Before Ocean Pines Association members get too excited over the prospect of finding real dirt via a forensic audit of the association’s finances, they should consider a variation of what is known as Hanlon’s Razor rule of reasoning. It postulates, “Never attribute to malice that which is adequately explained by stupidity.”
In this case, the more appropriate way to put it would be to “assume mismanagement before misconduct.”
As eager as people might be to find a smoking gun that proves various boards of directors conspired to deceive the public, it is unlikely such a thing exists.
A more probable conclusion of this audit would be that the association’s huge losses of the past years were the result of terrible decisions permitted or inspired by a system impaired by political loyalties, grand ambition, egotism, arrogance and personal animosities on the board and among association voters themselves.
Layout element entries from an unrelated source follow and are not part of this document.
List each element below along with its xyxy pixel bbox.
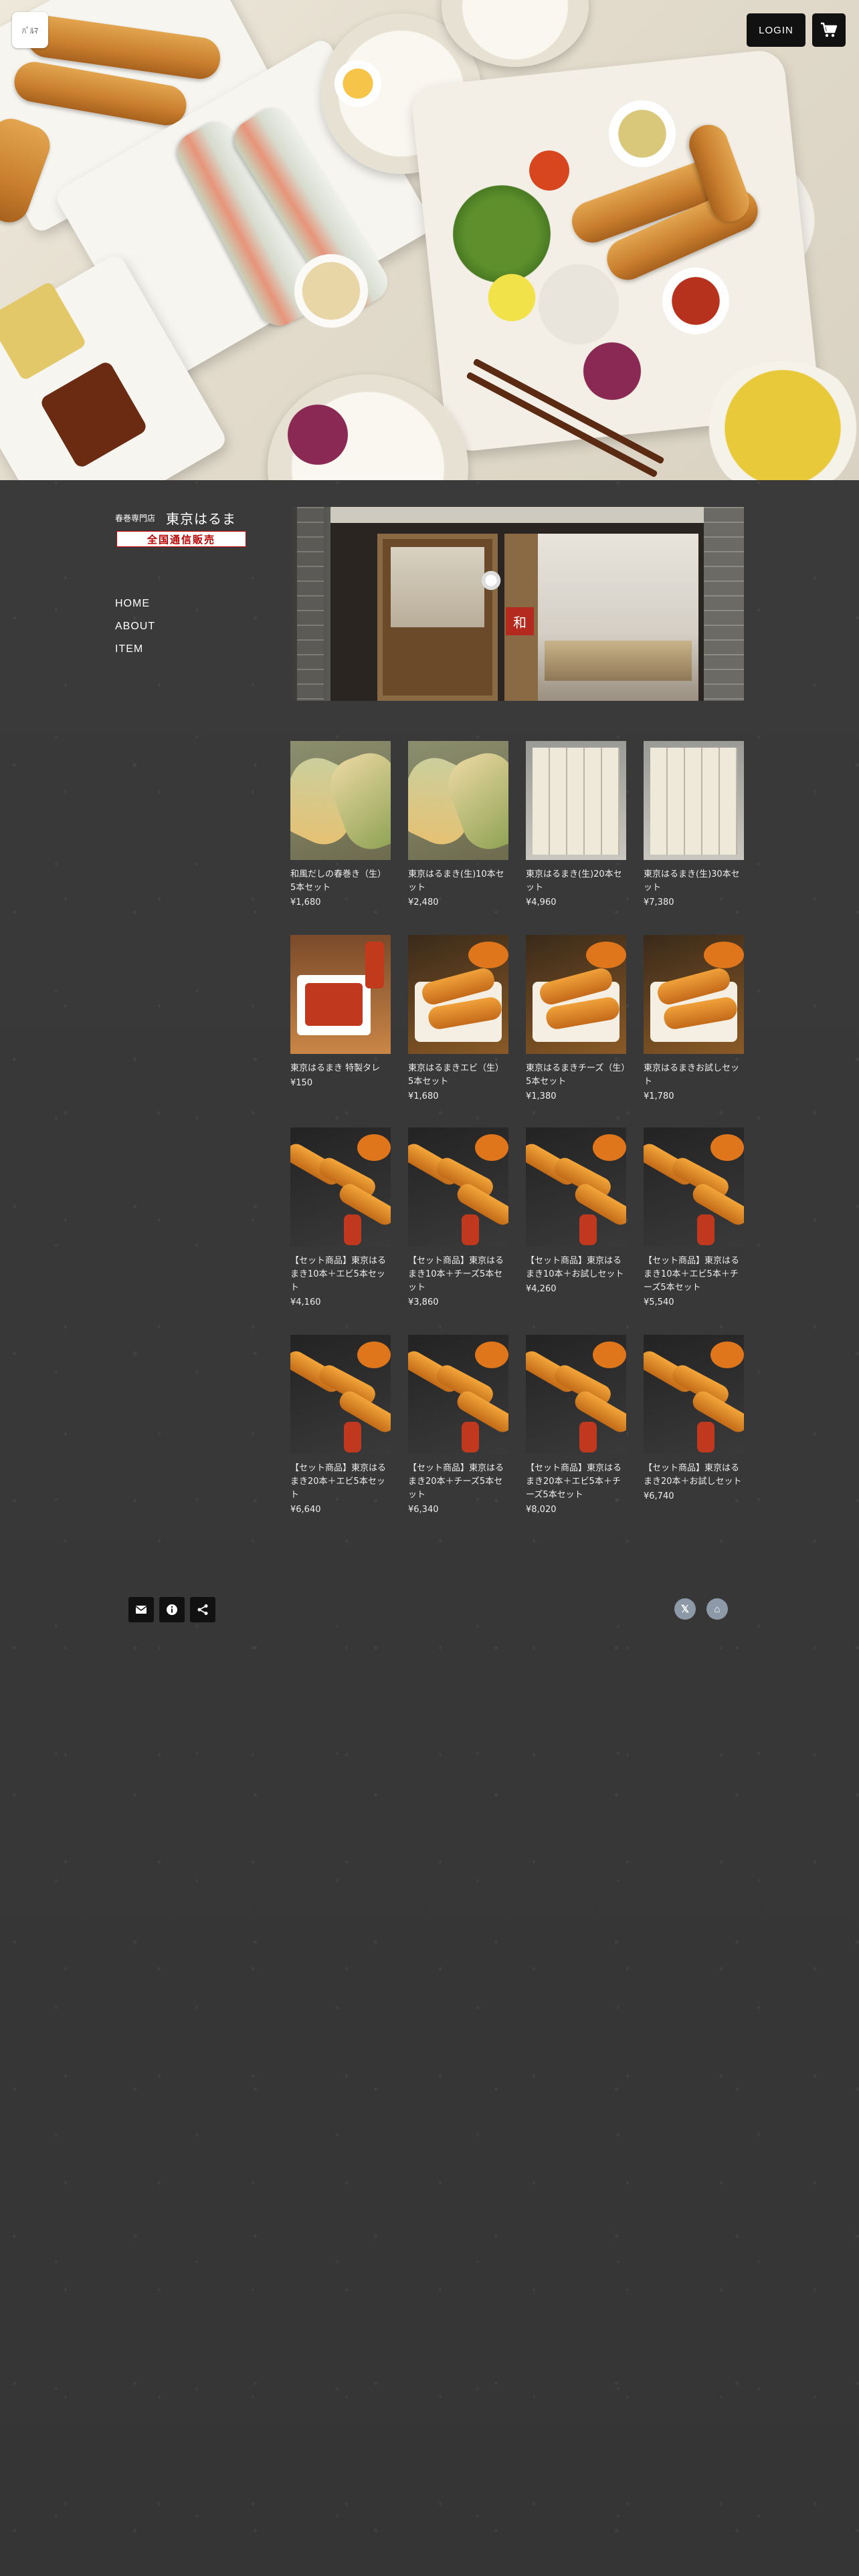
- shop-logo-subtitle: 春巻専門店: [115, 514, 156, 523]
- product-name[interactable]: 【セット商品】東京はるまき20本＋エビ5本＋チーズ5本セット: [526, 1462, 626, 1502]
- product-price: ¥4,160: [290, 1297, 321, 1307]
- home-icon: ⌂: [714, 1603, 721, 1615]
- product-card[interactable]: 【セット商品】東京はるまき10本＋エビ5本＋チーズ5本セット ¥5,540: [644, 1128, 744, 1309]
- product-thumbnail[interactable]: [290, 1128, 391, 1247]
- product-thumbnail[interactable]: [644, 1335, 744, 1454]
- product-name[interactable]: 【セット商品】東京はるまき10本＋お試しセット: [526, 1255, 626, 1281]
- home-link[interactable]: ⌂: [706, 1598, 728, 1620]
- product-thumbnail[interactable]: [644, 741, 744, 860]
- product-thumbnail[interactable]: [526, 741, 626, 860]
- product-thumbnail[interactable]: [408, 1335, 508, 1454]
- mail-button[interactable]: [128, 1597, 154, 1622]
- product-price: ¥2,480: [408, 897, 439, 907]
- product-card[interactable]: 【セット商品】東京はるまき10本＋エビ5本セット ¥4,160: [290, 1128, 391, 1309]
- product-price: ¥4,260: [526, 1284, 557, 1294]
- product-price: ¥1,680: [290, 897, 321, 907]
- cart-icon: [821, 22, 838, 37]
- info-button[interactable]: [159, 1597, 185, 1622]
- product-price: ¥150: [290, 1078, 313, 1088]
- product-price: ¥4,960: [526, 897, 557, 907]
- product-card[interactable]: 【セット商品】東京はるまき20本＋チーズ5本セット ¥6,340: [408, 1335, 508, 1517]
- hero-image: [0, 0, 859, 480]
- product-thumbnail[interactable]: [408, 935, 508, 1054]
- product-name[interactable]: 東京はるまき(生)30本セット: [644, 868, 744, 895]
- share-button[interactable]: [190, 1597, 215, 1622]
- product-thumbnail[interactable]: [526, 1335, 626, 1454]
- side-nav: HOME ABOUT ITEM: [115, 597, 155, 665]
- x-icon: 𝕏: [680, 1604, 690, 1615]
- product-price: ¥3,860: [408, 1297, 439, 1307]
- product-card[interactable]: 【セット商品】東京はるまき10本＋チーズ5本セット ¥3,860: [408, 1128, 508, 1309]
- product-thumbnail[interactable]: [290, 741, 391, 860]
- storefront-photo: 和: [290, 507, 744, 701]
- product-thumbnail[interactable]: [408, 741, 508, 860]
- product-thumbnail[interactable]: [526, 935, 626, 1054]
- product-name[interactable]: 【セット商品】東京はるまき20本＋お試しセット: [644, 1462, 744, 1489]
- product-thumbnail[interactable]: [526, 1128, 626, 1247]
- product-card[interactable]: 和風だしの春巻き（生）5本セット ¥1,680: [290, 741, 391, 909]
- shop-logo-badge: 全国通信販売: [116, 531, 246, 547]
- product-name[interactable]: 東京はるまき 特製タレ: [290, 1062, 391, 1075]
- shop-logo[interactable]: 春巻専門店 東京はるまき 全国通信販売: [115, 511, 249, 551]
- product-thumbnail[interactable]: [290, 935, 391, 1054]
- product-price: ¥8,020: [526, 1505, 557, 1515]
- product-card[interactable]: 東京はるまきお試しセット ¥1,780: [644, 935, 744, 1103]
- site-logo-button[interactable]: ﾊﾟﾙﾏ: [12, 12, 48, 48]
- product-card[interactable]: 【セット商品】東京はるまき20本＋エビ5本＋チーズ5本セット ¥8,020: [526, 1335, 626, 1517]
- product-card[interactable]: 東京はるまき(生)30本セット ¥7,380: [644, 741, 744, 909]
- product-name[interactable]: 【セット商品】東京はるまき20本＋チーズ5本セット: [408, 1462, 508, 1502]
- product-name[interactable]: 東京はるまき(生)20本セット: [526, 868, 626, 895]
- social-links: 𝕏 ⌂: [674, 1598, 728, 1620]
- product-thumbnail[interactable]: [408, 1128, 508, 1247]
- product-name[interactable]: 【セット商品】東京はるまき10本＋エビ5本セット: [290, 1255, 391, 1295]
- product-card[interactable]: 【セット商品】東京はるまき20本＋エビ5本セット ¥6,640: [290, 1335, 391, 1517]
- site-logo-text: ﾊﾟﾙﾏ: [21, 25, 38, 35]
- login-button[interactable]: LOGIN: [747, 13, 805, 47]
- product-name[interactable]: 東京はるまきお試しセット: [644, 1062, 744, 1089]
- product-thumbnail[interactable]: [644, 1128, 744, 1247]
- product-price: ¥5,540: [644, 1297, 674, 1307]
- nav-about[interactable]: ABOUT: [115, 620, 155, 643]
- product-card[interactable]: 【セット商品】東京はるまき20本＋お試しセット ¥6,740: [644, 1335, 744, 1503]
- product-card[interactable]: 東京はるまき(生)10本セット ¥2,480: [408, 741, 508, 909]
- product-name[interactable]: 東京はるまきチーズ（生）5本セット: [526, 1062, 626, 1089]
- nav-home[interactable]: HOME: [115, 597, 155, 620]
- footer-actions: [128, 1597, 215, 1622]
- product-card[interactable]: 東京はるまき(生)20本セット ¥4,960: [526, 741, 626, 909]
- product-name[interactable]: 東京はるまきエビ（生）5本セット: [408, 1062, 508, 1089]
- product-name[interactable]: 東京はるまき(生)10本セット: [408, 868, 508, 895]
- product-price: ¥1,380: [526, 1091, 557, 1101]
- product-thumbnail[interactable]: [644, 935, 744, 1054]
- share-icon: [197, 1604, 208, 1615]
- product-name[interactable]: 【セット商品】東京はるまき20本＋エビ5本セット: [290, 1462, 391, 1502]
- product-price: ¥6,340: [408, 1505, 439, 1515]
- product-price: ¥6,640: [290, 1505, 321, 1515]
- product-card[interactable]: 【セット商品】東京はるまき10本＋お試しセット ¥4,260: [526, 1128, 626, 1296]
- x-link[interactable]: 𝕏: [674, 1598, 696, 1620]
- product-price: ¥1,680: [408, 1091, 439, 1101]
- info-icon: [167, 1604, 177, 1615]
- product-name[interactable]: 【セット商品】東京はるまき10本＋エビ5本＋チーズ5本セット: [644, 1255, 744, 1295]
- product-card[interactable]: 東京はるまき 特製タレ ¥150: [290, 935, 391, 1090]
- nav-item[interactable]: ITEM: [115, 643, 155, 665]
- product-name[interactable]: 【セット商品】東京はるまき10本＋チーズ5本セット: [408, 1255, 508, 1295]
- product-card[interactable]: 東京はるまきチーズ（生）5本セット ¥1,380: [526, 935, 626, 1103]
- mail-icon: [135, 1606, 147, 1614]
- product-card[interactable]: 東京はるまきエビ（生）5本セット ¥1,680: [408, 935, 508, 1103]
- product-price: ¥1,780: [644, 1091, 674, 1101]
- cart-button[interactable]: [812, 13, 846, 47]
- product-price: ¥7,380: [644, 897, 674, 907]
- product-thumbnail[interactable]: [290, 1335, 391, 1454]
- product-price: ¥6,740: [644, 1491, 674, 1501]
- product-name[interactable]: 和風だしの春巻き（生）5本セット: [290, 868, 391, 895]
While it is true that some thievery did occur, and more probably will be found, this will hardly add up to the nearly $2 million that the current board now has to make up with its increase in assessments.
As for the matter of what did various board members know and when did they know it, it makes little difference at this point if the goal of association members is to see this mess cleaned up.
They can continue, pointlessly, to seek some degree of self-vindication by fighting the old battles just to prove they were right, or they can allow the current board and management work to establish a more accountable and efficient structure of governing and operating.
Conducting a forensic audit is the right thing to do, but association members must get over the belief that this or any other board is or was out to get them. Similarly, this and future boards must accept that the easiest way to mollify an angry population is to flood them with information — over and over and over.